LA HABANA, Cuba. -Después de dos semanas en que los vecinos de la zona organizaron una cola, durante el día y la noche, para cuando llegaran las papas, por fin arribó este lunes el primer camión cargado con el tubérculo al mercado agropecuario estatal La Piña, ubicado en el municipio Cerro.
¡Se podrán imaginar lo que se formó cuando la noticia comenzó a circular de boca en boca! La avalancha de personas que llegaron al lugar casi desbarata la cola previamente formada. Hombres, mujeres, ancianos y niños salieron a toda velocidad de sus casas, con el temor de que hubiesen traído pocos sacos de esta vianda tan versátil, la que no prueban desde hace aproximadamente un año. Hasta varios trabajadores de los centros laborales más cercanos— entre ellos la Unión Nacional de Ferrocarriles, y la Escuela de Economía de Ayestarán— dejaron sus ocupaciones y corrieron también hacia La Piña.
Se trata de una situación que se repite año tras año, después que las autoridades sacaron la papa de la libreta de racionamiento y liberaron su venta. Pero, a diferencia de otros renglones del agro como los plátanos, la malanga, el boniato y la yuca, la papa no puede venderse en los mercados de oferta-demanda operados por los particulares. Su único comercializador es el Estado, que la sitúa en un limitado número de placitas, y la vende a un peso cubano la libra, un precio muy alejado de lo que indican las fluctuaciones del libre mercado. La venta está limitada a 10 libras por persona, pero hay quienes “convencen” a los empleados del mercado para que les vendan más cantidad, y así comprar para sus familiares, o llenar varias jabas para revender posteriormente la papa a aquellas personas que no deseen enrolarse en una cola tan temeraria.

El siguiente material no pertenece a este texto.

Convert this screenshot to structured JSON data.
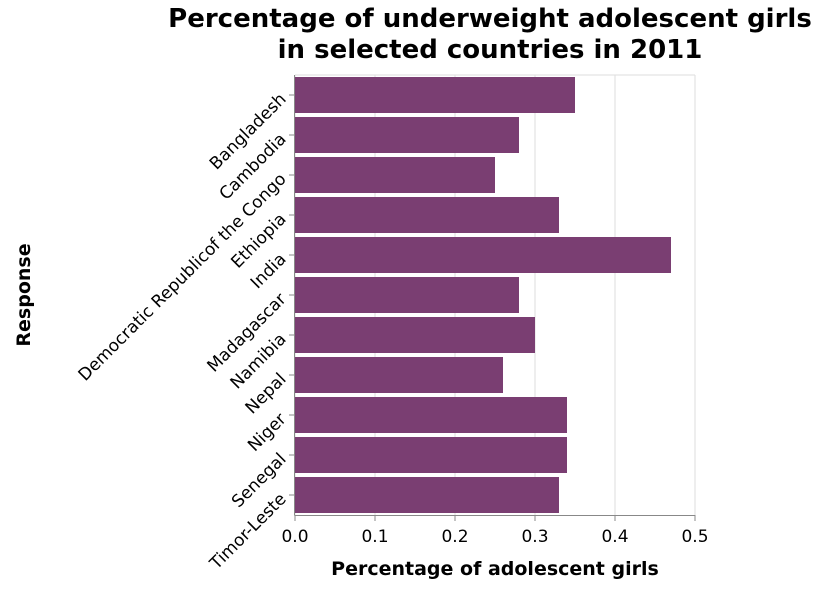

Conversamos con una señora de la tercera edad que salía del mercado con sus 10 libras de papa. Lucía extenuada, pero satisfecha tras lograr su propósito. “Imagínese, que mi familia llevaba 15 días en la cola para no perder el turno que nos dieron. Yo garantizaba la cola por el día, y mi esposo y mi yerno lo hacían de noche y madrugada. Porque nosotros no tenemos dinero para comprarles la papa a los revendedores, que te piden dos dólares por la misma bolsa que te venden en la placita— cinco veces por encima del precio oficial—, ni tampoco, por supuesto, podemos ir a la shopping de Carlos III y adquirir un paquete de papas prefritas que vale 7,50 dólares. Oiga, eso es más de la mitad de mi jubilación mensual”.
Otra mujer, ésta más joven, miraba la cola desde la acera de enfrente, y comentaba ser amante de las papas fritas, o de una buena tortilla de papas, pero por nada del mundo se metía en semejante matazón. Seguiría comiendo las tortillas de huevo y cebollas solamente. Y también aportaba una sugerencia: “Debían poner nuevamente la papa por la libreta de abastecimientos. Ha sido un disparate venderlas por la libre, ya que así solo la pueden comprar los coleros y los ricos. Con la libreta sabíamos que, aunque fuera una vez al año, teníamos la papa asegurada”. Y cuando se alejaba dejó escapar una frase que solo escuchamos los que estábamos cerca de ella: “Por supuesto, los Machado Ventura y los Díaz Canel no tienen que pasar tanto trabajo para comerse un plato de papas fritas”.
De continuar viniendo las papas a La Piña, es probable que un nuevo voceador se incorpore a los que en mi barrio anuncian su mercancía desafiando a policías e inspectores. Así, a las galletas con sabor a mantequilla, los tamales, las señoritas de vainilla y el maní garapiñado, se unirían las jabas de papa.